12. En dernier lieu, il résulte de ce qui précède que la requérante n’établit pas que la décision portant obligation de quitter le territoire est illégale. Dès lors, l’exception d’illégalité de cette décision soulevée à l’appui des conclusions dirigées contre la décision fixant le pays de renvoi n’est pas fondée et doit ainsi être écartée.
13. Il résulte de tout ce qui précède que Mme E n’est pas fondée à demander l’annulation de l’arrêté attaqué. Ses conclusions aux fins d’annulation et d’injonction sous astreinte doivent être rejetées ainsi que, par voie de conséquence, celles présentées au titre des dispositions combinées de l’article 37 de la loi du 10 juillet 1991 et de l’article L. 761-1 du code de justice administrative. En l’absence de dépens, les conclusions tendant à ce qu’ils soient mis à la charge de l’Etat ne peuvent qu’être rejetés.
D E C I D E :
Article 1er : Il n’y a pas lieu de statuer sur la demande d’aide juridictionnelle provisoire présentée par Mme E.
Article 2 : Le surplus de la requête de Mme E est rejeté.
Article 3 : Le présent jugement sera notifié à Mme D E, à Me Francos et au préfet de la Haute-Garonne.
Délibéré après l’audience du 24 septembre 2024, à laquelle siégeaient :
Mme Carotenuto, présidente,
Mme Soddu, première conseillère,
Mme Mérard, première conseillère.
Rendu public par mise à disposition au greffe le 7 octobre 2024.
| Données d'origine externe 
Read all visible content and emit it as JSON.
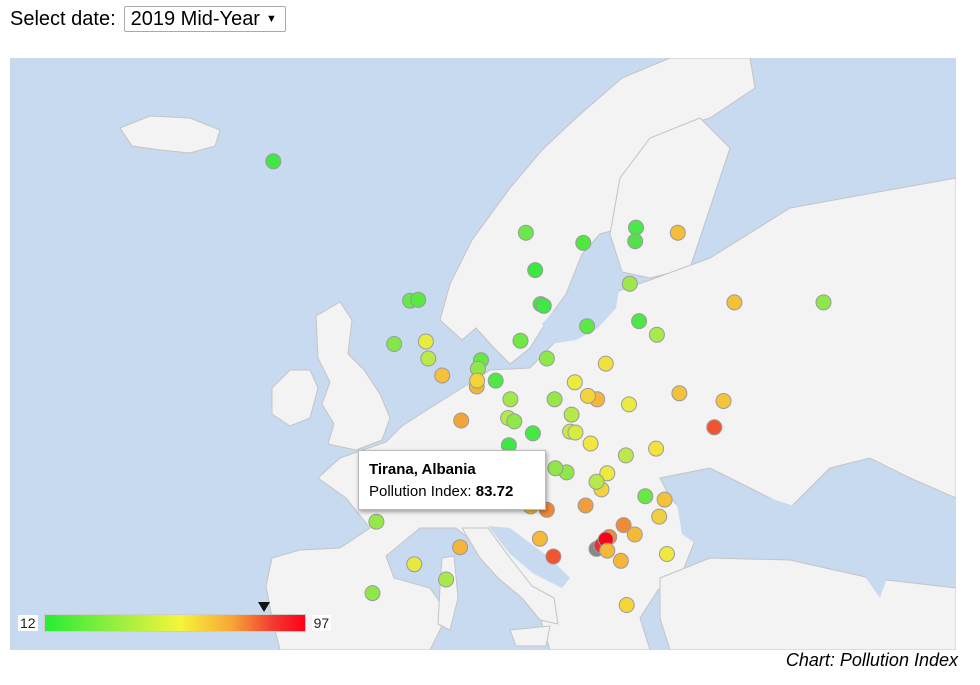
{
  "header": {
    "select_label": "Select date:",
    "selected_date": "2019 Mid-Year"
  },
  "map": {
    "metric": "Pollution Index",
    "colors": {
      "water": "#c8daf0",
      "land": "#f3f3f3",
      "border": "#c4c4c4"
    },
    "markers": [
      {
        "lon": -21.9,
        "lat": 64.1,
        "color": "#3ee845"
      },
      {
        "lon": 10.7,
        "lat": 59.9,
        "color": "#6de84a"
      },
      {
        "lon": 18.1,
        "lat": 59.3,
        "color": "#4fe83f"
      },
      {
        "lon": 24.9,
        "lat": 60.2,
        "color": "#4ae849"
      },
      {
        "lon": 24.8,
        "lat": 59.4,
        "color": "#52e34a"
      },
      {
        "lon": 30.3,
        "lat": 59.9,
        "color": "#f5be3a"
      },
      {
        "lon": 24.1,
        "lat": 56.9,
        "color": "#9ee84a"
      },
      {
        "lon": 11.9,
        "lat": 57.7,
        "color": "#3ae83f"
      },
      {
        "lon": 12.6,
        "lat": 55.7,
        "color": "#3ee83f"
      },
      {
        "lon": 13.0,
        "lat": 55.6,
        "color": "#3fe845"
      },
      {
        "lon": 37.6,
        "lat": 55.8,
        "color": "#f5c03a"
      },
      {
        "lon": 49.1,
        "lat": 55.8,
        "color": "#8fe84a"
      },
      {
        "lon": 25.3,
        "lat": 54.7,
        "color": "#4de845"
      },
      {
        "lon": 27.6,
        "lat": 53.9,
        "color": "#a6ea4b"
      },
      {
        "lon": -4.25,
        "lat": 55.9,
        "color": "#64e84a"
      },
      {
        "lon": -3.2,
        "lat": 55.95,
        "color": "#5ae842"
      },
      {
        "lon": -6.3,
        "lat": 53.35,
        "color": "#80e84a"
      },
      {
        "lon": -2.2,
        "lat": 53.5,
        "color": "#e8ec3f"
      },
      {
        "lon": -1.9,
        "lat": 52.5,
        "color": "#bde84a"
      },
      {
        "lon": -0.1,
        "lat": 51.5,
        "color": "#f5c03a"
      },
      {
        "lon": 4.9,
        "lat": 52.4,
        "color": "#66e845"
      },
      {
        "lon": 4.5,
        "lat": 51.9,
        "color": "#8fe84a"
      },
      {
        "lon": 4.35,
        "lat": 50.85,
        "color": "#f0b83a"
      },
      {
        "lon": 4.4,
        "lat": 51.2,
        "color": "#f6d23a"
      },
      {
        "lon": 10.0,
        "lat": 53.55,
        "color": "#6ee845"
      },
      {
        "lon": 13.4,
        "lat": 52.5,
        "color": "#8de84a"
      },
      {
        "lon": 18.6,
        "lat": 54.4,
        "color": "#5ce845"
      },
      {
        "lon": 17.0,
        "lat": 51.1,
        "color": "#ecec3f"
      },
      {
        "lon": 21.0,
        "lat": 52.2,
        "color": "#f1e13f"
      },
      {
        "lon": 19.9,
        "lat": 50.1,
        "color": "#f5b53a"
      },
      {
        "lon": 18.7,
        "lat": 50.3,
        "color": "#f5d43a"
      },
      {
        "lon": 24.0,
        "lat": 49.8,
        "color": "#eaea42"
      },
      {
        "lon": 30.5,
        "lat": 50.45,
        "color": "#f5c03a"
      },
      {
        "lon": 36.2,
        "lat": 50.0,
        "color": "#f5c43a"
      },
      {
        "lon": 35.0,
        "lat": 48.45,
        "color": "#ee5530"
      },
      {
        "lon": 2.35,
        "lat": 48.85,
        "color": "#f0a43a"
      },
      {
        "lon": 6.8,
        "lat": 51.2,
        "color": "#4fe845"
      },
      {
        "lon": 8.7,
        "lat": 50.1,
        "color": "#a3e84a"
      },
      {
        "lon": 8.4,
        "lat": 49.0,
        "color": "#b5e84a"
      },
      {
        "lon": 9.2,
        "lat": 48.8,
        "color": "#8ee84a"
      },
      {
        "lon": 11.6,
        "lat": 48.1,
        "color": "#46e845"
      },
      {
        "lon": 8.5,
        "lat": 47.4,
        "color": "#3ee845"
      },
      {
        "lon": 14.4,
        "lat": 50.1,
        "color": "#96e84a"
      },
      {
        "lon": 16.6,
        "lat": 49.2,
        "color": "#b5e84a"
      },
      {
        "lon": 16.4,
        "lat": 48.2,
        "color": "#cbe84a"
      },
      {
        "lon": 17.1,
        "lat": 48.15,
        "color": "#d6ec45"
      },
      {
        "lon": 19.05,
        "lat": 47.5,
        "color": "#f2e63f"
      },
      {
        "lon": 23.6,
        "lat": 46.8,
        "color": "#bce84a"
      },
      {
        "lon": 26.1,
        "lat": 44.4,
        "color": "#66e845"
      },
      {
        "lon": 28.6,
        "lat": 44.2,
        "color": "#f5c03a"
      },
      {
        "lon": 27.5,
        "lat": 47.2,
        "color": "#f4e23f"
      },
      {
        "lon": 20.45,
        "lat": 44.8,
        "color": "#f4d43a"
      },
      {
        "lon": 21.2,
        "lat": 45.75,
        "color": "#edea3f"
      },
      {
        "lon": 19.8,
        "lat": 45.25,
        "color": "#b6ea4b"
      },
      {
        "lon": 18.4,
        "lat": 43.85,
        "color": "#f29d3a"
      },
      {
        "lon": 23.3,
        "lat": 42.7,
        "color": "#f08a35"
      },
      {
        "lon": 27.9,
        "lat": 43.2,
        "color": "#f0d03f"
      },
      {
        "lon": 24.75,
        "lat": 42.15,
        "color": "#f5b93a"
      },
      {
        "lon": 21.45,
        "lat": 42.0,
        "color": "#f08a35"
      },
      {
        "lon": 19.8,
        "lat": 41.3,
        "color": "#888888"
      },
      {
        "lon": 20.45,
        "lat": 41.5,
        "color": "#e83030"
      },
      {
        "lon": 21.0,
        "lat": 41.85,
        "color": "#ff0018"
      },
      {
        "lon": 21.2,
        "lat": 41.2,
        "color": "#f2b83a"
      },
      {
        "lon": 22.95,
        "lat": 40.6,
        "color": "#f5b53a"
      },
      {
        "lon": 23.7,
        "lat": 38.0,
        "color": "#f5d63a"
      },
      {
        "lon": 28.9,
        "lat": 41.0,
        "color": "#f0e83f"
      },
      {
        "lon": 15.95,
        "lat": 45.8,
        "color": "#8ee84a"
      },
      {
        "lon": 14.5,
        "lat": 46.05,
        "color": "#8ee84a"
      },
      {
        "lon": 14.25,
        "lat": 40.85,
        "color": "#ee5530"
      },
      {
        "lon": 12.5,
        "lat": 41.9,
        "color": "#f5b93a"
      },
      {
        "lon": 7.7,
        "lat": 45.1,
        "color": "#f6d23a"
      },
      {
        "lon": 9.2,
        "lat": 45.5,
        "color": "#f0a43a"
      },
      {
        "lon": 11.3,
        "lat": 43.8,
        "color": "#f5be3a"
      },
      {
        "lon": 2.2,
        "lat": 41.4,
        "color": "#f5b43a"
      },
      {
        "lon": -8.6,
        "lat": 42.9,
        "color": "#96e84a"
      },
      {
        "lon": -3.7,
        "lat": 40.4,
        "color": "#e8e842"
      },
      {
        "lon": 0.4,
        "lat": 39.5,
        "color": "#a8e84a"
      },
      {
        "lon": -9.1,
        "lat": 38.7,
        "color": "#8ee84a"
      },
      {
        "lon": 13.4,
        "lat": 43.6,
        "color": "#f08835"
      }
    ]
  },
  "tooltip": {
    "title": "Tirana, Albania",
    "label": "Pollution Index:",
    "value": "83.72"
  },
  "legend": {
    "min": "12",
    "max": "97",
    "pointer_value": 83.72
  },
  "credit": "Chart: Pollution Index"
}
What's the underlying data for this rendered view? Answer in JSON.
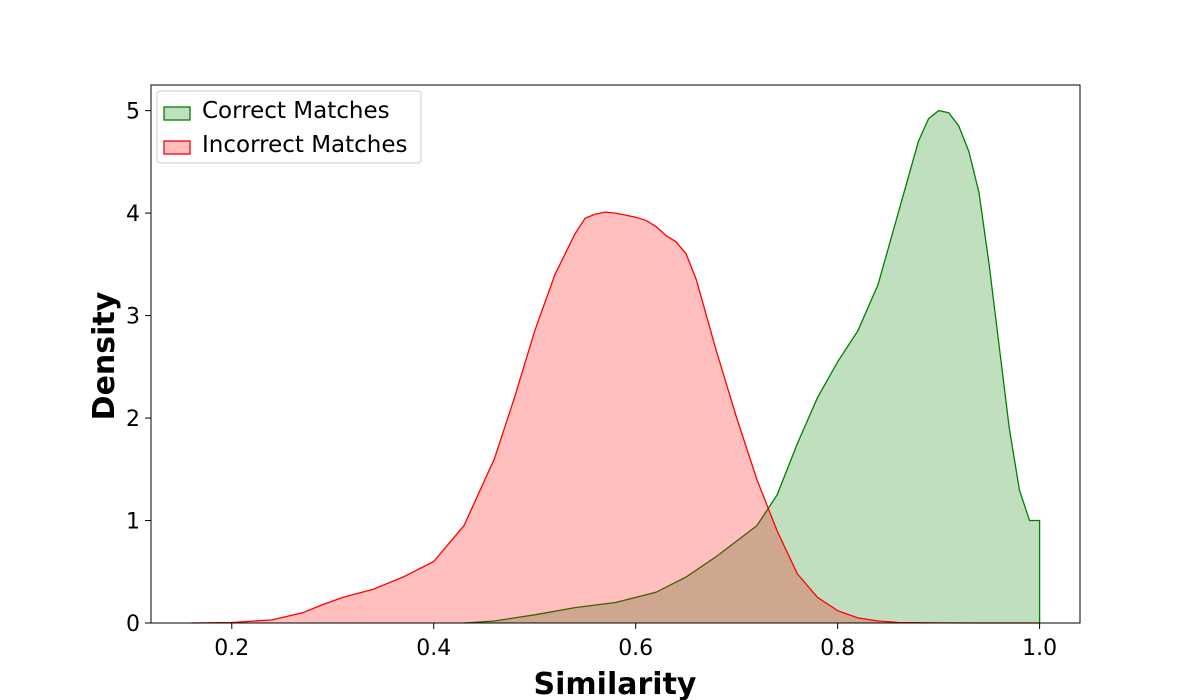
{
  "chart_data": {
    "type": "area",
    "xlabel": "Similarity",
    "ylabel": "Density",
    "xlim": [
      0.12,
      1.04
    ],
    "ylim": [
      0,
      5.25
    ],
    "xticks": [
      0.2,
      0.4,
      0.6,
      0.8,
      1.0
    ],
    "xtick_labels": [
      "0.2",
      "0.4",
      "0.6",
      "0.8",
      "1.0"
    ],
    "yticks": [
      0,
      1,
      2,
      3,
      4,
      5
    ],
    "ytick_labels": [
      "0",
      "1",
      "2",
      "3",
      "4",
      "5"
    ],
    "grid": false,
    "legend_position": "top-left",
    "series": [
      {
        "name": "Correct Matches",
        "color": "#008000",
        "fill": "#c1e0c1",
        "x": [
          0.43,
          0.46,
          0.5,
          0.54,
          0.58,
          0.62,
          0.65,
          0.68,
          0.7,
          0.72,
          0.74,
          0.76,
          0.78,
          0.8,
          0.82,
          0.84,
          0.86,
          0.88,
          0.89,
          0.9,
          0.91,
          0.92,
          0.93,
          0.94,
          0.95,
          0.96,
          0.97,
          0.98,
          0.99,
          1.0,
          1.0
        ],
        "y": [
          0,
          0.02,
          0.08,
          0.15,
          0.2,
          0.3,
          0.45,
          0.65,
          0.8,
          0.95,
          1.25,
          1.75,
          2.2,
          2.55,
          2.85,
          3.3,
          4.0,
          4.7,
          4.92,
          5.0,
          4.98,
          4.85,
          4.6,
          4.2,
          3.5,
          2.7,
          1.9,
          1.3,
          1.0,
          1.0,
          0
        ]
      },
      {
        "name": "Incorrect Matches",
        "color": "#ff0000",
        "fill": "#ffbdbd",
        "x": [
          0.16,
          0.2,
          0.24,
          0.27,
          0.29,
          0.31,
          0.34,
          0.37,
          0.4,
          0.43,
          0.46,
          0.48,
          0.5,
          0.52,
          0.54,
          0.55,
          0.56,
          0.57,
          0.58,
          0.59,
          0.6,
          0.61,
          0.62,
          0.63,
          0.64,
          0.65,
          0.66,
          0.68,
          0.7,
          0.72,
          0.74,
          0.76,
          0.78,
          0.8,
          0.82,
          0.84,
          0.86,
          0.9,
          0.95,
          1.0
        ],
        "y": [
          0,
          0.005,
          0.03,
          0.1,
          0.18,
          0.25,
          0.33,
          0.45,
          0.6,
          0.95,
          1.6,
          2.2,
          2.85,
          3.4,
          3.8,
          3.95,
          3.99,
          4.01,
          4.0,
          3.98,
          3.96,
          3.93,
          3.87,
          3.78,
          3.72,
          3.6,
          3.35,
          2.65,
          2.0,
          1.4,
          0.9,
          0.48,
          0.25,
          0.12,
          0.05,
          0.02,
          0.005,
          0.001,
          0,
          0
        ]
      }
    ]
  }
}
La présidente-rapporteure,
S. CAROTENUTO
La première assesseure,
N. SODDULa greffière,
M. B
La République mande et ordonne au préfet de la Haute-Garonne en ce qui le concerne et à tous commissaires de justice à ce requis en ce qui concerne les voies de droit commun, contre les parties privées, de pourvoir à l’exécution du présent jugement.